Some interesting facts about the motion of bodies, which we ordinarily find out only as the result of long experience, can readily be understood by a knowledge of the laws of motion and momentum. A body set in motion by a force, such as steam or electricity, starts slowly and its speed increases in proportion to the strength of the force and the resistance of the body. To illustrate: When an electric car moves we experience a heavy jarring; this is due to the seat starting before our body and pulling us along.

The natural state of inorganic or lifeless bodies is one of rest, called inertia. Every body continues in a state of rest, or when set in motion continues to move in a straight line, unless acted upon by some external force. This is the first law of motion.

When an object is moving, its speed may be increased by applying more force. If the force is applied in a different direction from that in which the body is moving, the body will either stop or change its direction of motion. This principle may be expressed by stating that every change of motion is in the direction of the new force applied to the body, and is proportionate to it. This is the second law of motion.
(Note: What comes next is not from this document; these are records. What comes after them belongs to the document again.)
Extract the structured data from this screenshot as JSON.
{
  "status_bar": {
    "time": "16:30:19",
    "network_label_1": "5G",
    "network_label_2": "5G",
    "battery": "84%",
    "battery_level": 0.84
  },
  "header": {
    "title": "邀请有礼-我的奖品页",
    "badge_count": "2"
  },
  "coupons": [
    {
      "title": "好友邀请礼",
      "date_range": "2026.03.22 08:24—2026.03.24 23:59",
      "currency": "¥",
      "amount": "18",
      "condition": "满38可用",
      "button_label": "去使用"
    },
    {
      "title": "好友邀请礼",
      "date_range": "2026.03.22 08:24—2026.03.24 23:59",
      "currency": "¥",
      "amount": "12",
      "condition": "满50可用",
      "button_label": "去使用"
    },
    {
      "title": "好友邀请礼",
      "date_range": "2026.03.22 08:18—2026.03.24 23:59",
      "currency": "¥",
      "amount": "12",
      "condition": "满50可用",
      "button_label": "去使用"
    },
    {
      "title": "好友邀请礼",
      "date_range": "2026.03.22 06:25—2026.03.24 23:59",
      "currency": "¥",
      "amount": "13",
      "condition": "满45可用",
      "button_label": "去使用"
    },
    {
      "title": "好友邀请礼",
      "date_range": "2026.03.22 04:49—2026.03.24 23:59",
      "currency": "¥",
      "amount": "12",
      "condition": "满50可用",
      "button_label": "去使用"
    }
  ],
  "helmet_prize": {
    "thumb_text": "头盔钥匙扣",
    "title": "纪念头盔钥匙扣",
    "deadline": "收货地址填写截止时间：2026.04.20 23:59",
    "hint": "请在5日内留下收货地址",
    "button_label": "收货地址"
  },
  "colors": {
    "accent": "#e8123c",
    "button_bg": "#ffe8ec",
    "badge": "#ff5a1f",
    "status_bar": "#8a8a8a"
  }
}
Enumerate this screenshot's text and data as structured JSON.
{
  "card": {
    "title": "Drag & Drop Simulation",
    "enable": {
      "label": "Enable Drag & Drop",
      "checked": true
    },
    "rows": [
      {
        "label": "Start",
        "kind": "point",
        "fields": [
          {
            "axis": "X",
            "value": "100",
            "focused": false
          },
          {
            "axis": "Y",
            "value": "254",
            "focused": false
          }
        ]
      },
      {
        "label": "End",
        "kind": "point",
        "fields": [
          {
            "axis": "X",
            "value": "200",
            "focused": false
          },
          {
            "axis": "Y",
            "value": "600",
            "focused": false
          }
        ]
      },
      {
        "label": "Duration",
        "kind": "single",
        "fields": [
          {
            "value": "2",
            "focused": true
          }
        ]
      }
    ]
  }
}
A force never appears singly. That is, there are always two or more contending forces in every mechanical operation and in all mechanical work. To illustrate: When a mechanic attempts to unscrew a nut, the pull or force he applies to the nut is called action, and the resistance is called reaction. The reaction consists of friction and of the tendency of the nut to remain stationary. The relation between action and reaction is such that every action is resisted by an opposite and equal reaction. This is the third law of motion.